I did take him away, for I knew the sensation and its danger well. It has nothing to do with physical giddiness. Those who are cliff-bred, and who never were giddy for an instant in their lives, have often felt themselves impelled to leap from masts, and tree-tops, and cliffs; and nothing but the most violent effort of will could break the fascination. I cannot but think, by the bye, that many a puzzling suicide might be traced to this same emotion acting on a weak and morbid brain.
We returned to the little landing cove. The red-sailed cutter lay sleeping below us—‘floating double, ship and shadow.’ Shoals of innumerable mackerel broke up, making acres of water foam and sparkle round their silvery sides, with a soft roar (call it ‘a bull’ if you like, it is the only expression for that mysterious sound), while among them the black head of a huge seal was slowly and silently appearing and vanishing, as he got his dinner, in a quiet business-like way, among the unhappy wanderers.

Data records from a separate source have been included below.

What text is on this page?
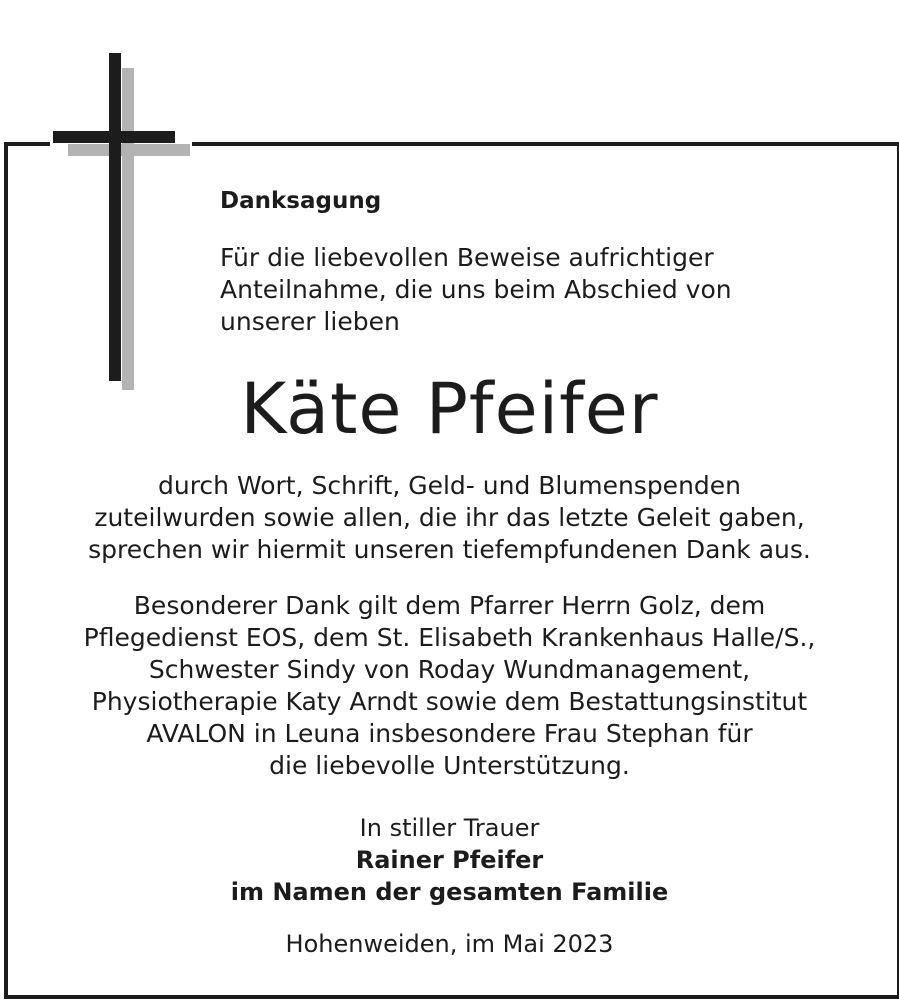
Danksagung
Für die liebevollen Beweise aufrichtiger
Anteilnahme, die uns beim Abschied von
unserer lieben
Käte Pfeifer
durch Wort, Schrift, Geld- und Blumenspenden
zuteilwurden sowie allen, die ihr das letzte Geleit gaben,
sprechen wir hiermit unseren tiefempfundenen Dank aus.
Besonderer Dank gilt dem Pfarrer Herrn Golz, dem
Pflegedienst EOS, dem St. Elisabeth Krankenhaus Halle/S.,
Schwester Sindy von Roday Wundmanagement,
Physiotherapie Katy Arndt sowie dem Bestattungsinstitut
AVALON in Leuna insbesondere Frau Stephan für
die liebevolle Unterstützung.
In stiller Trauer
Rainer Pfeifer
im Namen der gesamten Familie
Hohenweiden, im Mai 2023
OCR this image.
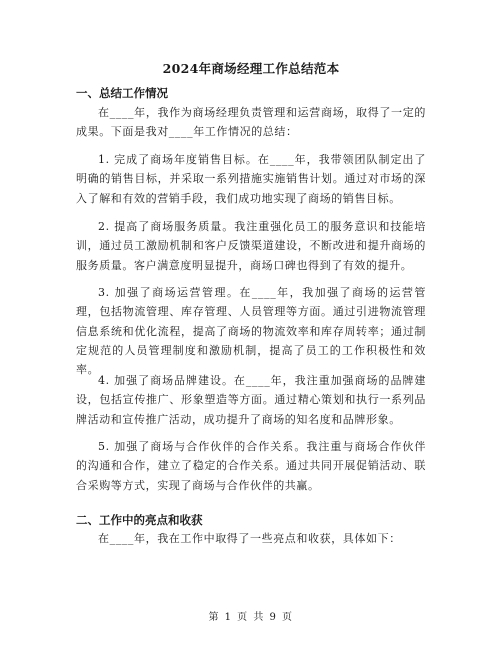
2024年商场经理工作总结范本
一、总结工作情况
在____年，我作为商场经理负责管理和运营商场，取得了一定的成果。下面是我对____年工作情况的总结：
1. 完成了商场年度销售目标。在____年，我带领团队制定出了明确的销售目标，并采取一系列措施实施销售计划。通过对市场的深入了解和有效的营销手段，我们成功地实现了商场的销售目标。
2. 提高了商场服务质量。我注重强化员工的服务意识和技能培训，通过员工激励机制和客户反馈渠道建设，不断改进和提升商场的服务质量。客户满意度明显提升，商场口碑也得到了有效的提升。
3. 加强了商场运营管理。在____年，我加强了商场的运营管理，包括物流管理、库存管理、人员管理等方面。通过引进物流管理信息系统和优化流程，提高了商场的物流效率和库存周转率；通过制定规范的人员管理制度和激励机制，提高了员工的工作积极性和效率。
4. 加强了商场品牌建设。在____年，我注重加强商场的品牌建设，包括宣传推广、形象塑造等方面。通过精心策划和执行一系列品牌活动和宣传推广活动，成功提升了商场的知名度和品牌形象。
5. 加强了商场与合作伙伴的合作关系。我注重与商场合作伙伴的沟通和合作，建立了稳定的合作关系。通过共同开展促销活动、联合采购等方式，实现了商场与合作伙伴的共赢。
二、工作中的亮点和收获
在____年，我在工作中取得了一些亮点和收获，具体如下：
第 1 页 共 9 页
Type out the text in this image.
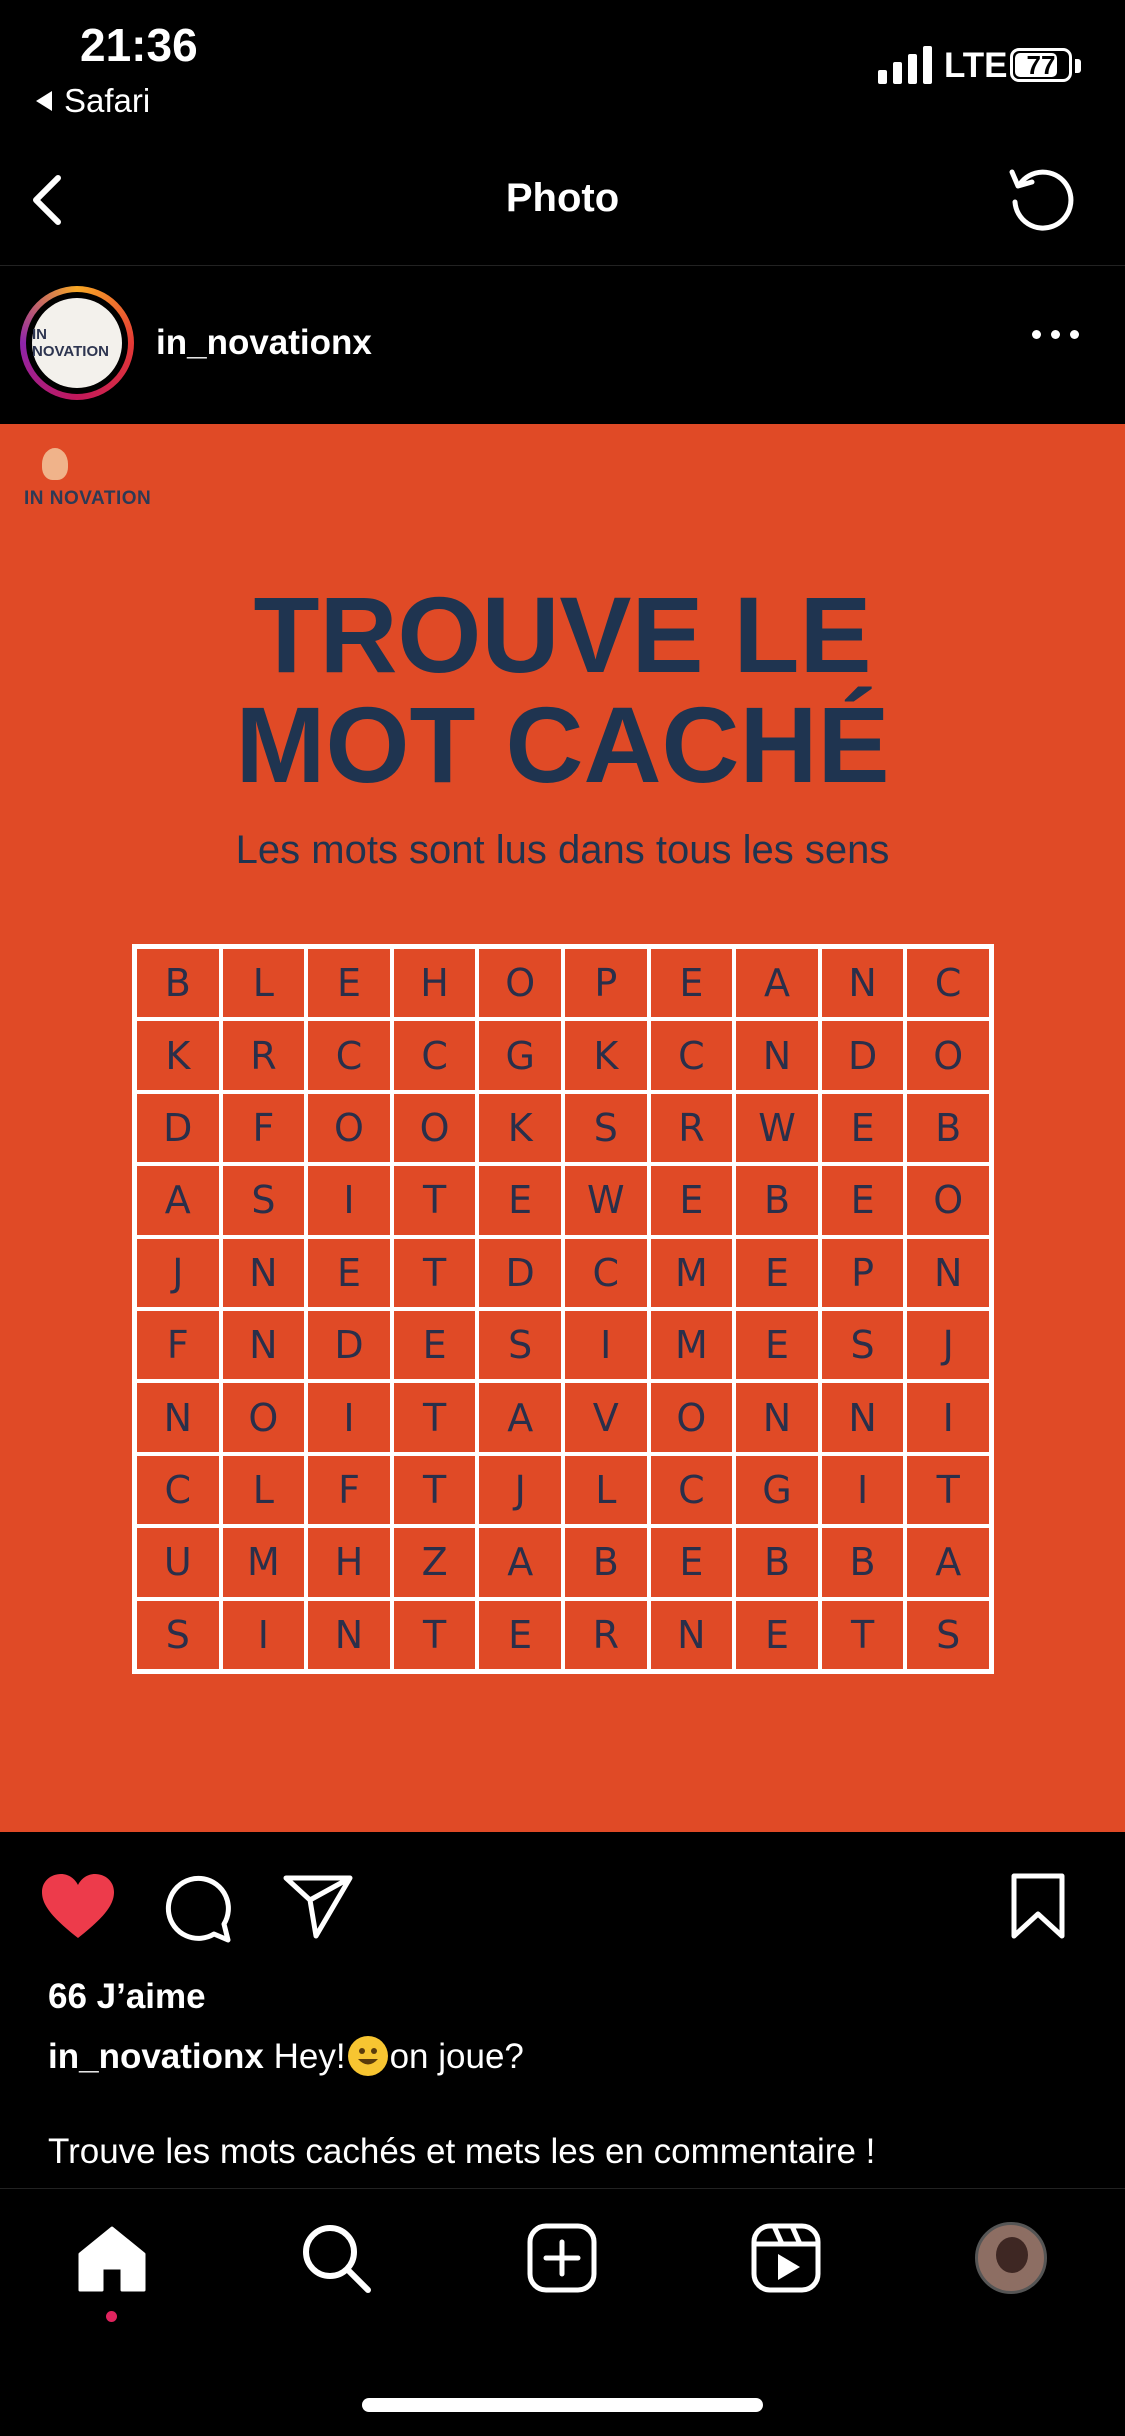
21:36
Safari
LTE 77
Photo
IN NOVATION	in_novationx
IN NOVATION
TROUVE LE
MOT CACHÉ
Les mots sont lus dans tous les sens
B	L	E	H	O	P	E	A	N	C
K	R	C	C	G	K	C	N	D	O
D	F	O	O	K	S	R	W	E	B
A	S	I	T	E	W	E	B	E	O
J	N	E	T	D	C	M	E	P	N
F	N	D	E	S	I	M	E	S	J
N	O	I	T	A	V	O	N	N	I
C	L	F	T	J	L	C	G	I	T
U	M	H	Z	A	B	E	B	B	A
S	I	N	T	E	R	N	E	T	S
66 J’aime
in_novationx Hey! on joue?
Trouve les mots cachés et mets les en commentaire !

We put off in the boat, and just halfway from the cutter Claude gave a start, and the women a scream, as the enormous brute quietly raised his head and shoulders out of the water ten yards off, with a fish kicking in his mouth, and the water running off his nose, to take a deliberate stare at us, after the fashion of seals, whose ruling passion is curiosity. The sound of a musical instrument, the sight of a man bathing—anything, in short, which their small wits cannot explain at first sight, is enough to make them forget all their cunning, and thrust their heads suicidally into any danger; and even so it fared with the ‘black man,’ as the girls, in their first terror, declared him to be. Some fellow’s gun went off—of itself I should like to believe—but the whole charge disappeared into his sleek round visage, knocking the mackerel from between his teeth; and he turned over, a seven-foot lump of lifeless blubber.
‘Wretch!’ cried Claude, as we dragged the seal into the boat, where he lay with his head and arms hanging helplessly over the bows, like a sea-sick alderman on board a Margate steamer. ‘What excuse can he give for such a piece of wanton cruelty?’
‘I assure you his skin and oil are very valuable.’
‘Pish!—Was he thinking of skin and oil when he pulled the trigger? or merely obeying the fleshly lust of destructiveness—the puppet of two bumps on the back of his head?’
‘My dear Claude, man is the microcosm; and as the highest animal, the ideal type of the mammalia, he, like all true types, comprises in himself the attributes of all lower species. Therefore he must have a tiger-vein in him, my dear Claude, as well as a beaver-vein and a spider-vein; and no more shame to him. You are a butterfly; that good fellow a beast of prey; both may have their own work to do in this age just as they had in the old ones; and if you do not like that explanation, all I can say is, I can sympathise with you and with him too. Homo sum—humani nihil a me alienum puto. Trim the boat, lads, or the seal will swamp us, and, like Samson, slay more in his death than ever he slew in his life.’
We slipped on homeward. The cliff-wall of Lundy stood out blacker and blacker every moment against the gay western sky; greens, greys, and purples, dyeing together into one deep rich monotone, for which our narrow colour-vocabulary has no word; and threw a long cold shadow towards us across the golden sea; suddenly above its dark ridge a wild wreath of low rack caught the rays of the setting sun, and flamed up like a volcano towards the dun and purple canopy of upper clouds. Before us the blue sea and the blue land-line were fading into mournful grey, on which one huge West Indiaman blazed out, orange and scarlet, her crowded canvas all a-flame from the truck to the water’s edge.—A few moments and she, too, had vanished into the grey twilight, and a chill night-wind crisped the sea. It was a relief to hear the Evening Hymn rise rich and full from one voice, and then another and another, till the men chimed in one by one, and the whole cutter, from stem to stern, breathed up its melody into the silent night.
But the hymn soon flagged—there was more mirth on board than could vent itself in old Charles Wesley’s words; and one began to hum a song tune, and then another, with a side glance at the expression of the Lady Abbess’s face, till at last, when a fair wife took courage, and burst out with full pipe into ‘The sea, the sea,’ the ice was fairly broken; and among jests and laughter one merry harmless song after another rang out, many of them, to Claude’s surprise, fashionable London ones, which sounded strangely enough out there on the wild western sea. At last—‘Claude, friend,’ I whispered, ‘you must sing your share too—and mine also, for that matter.’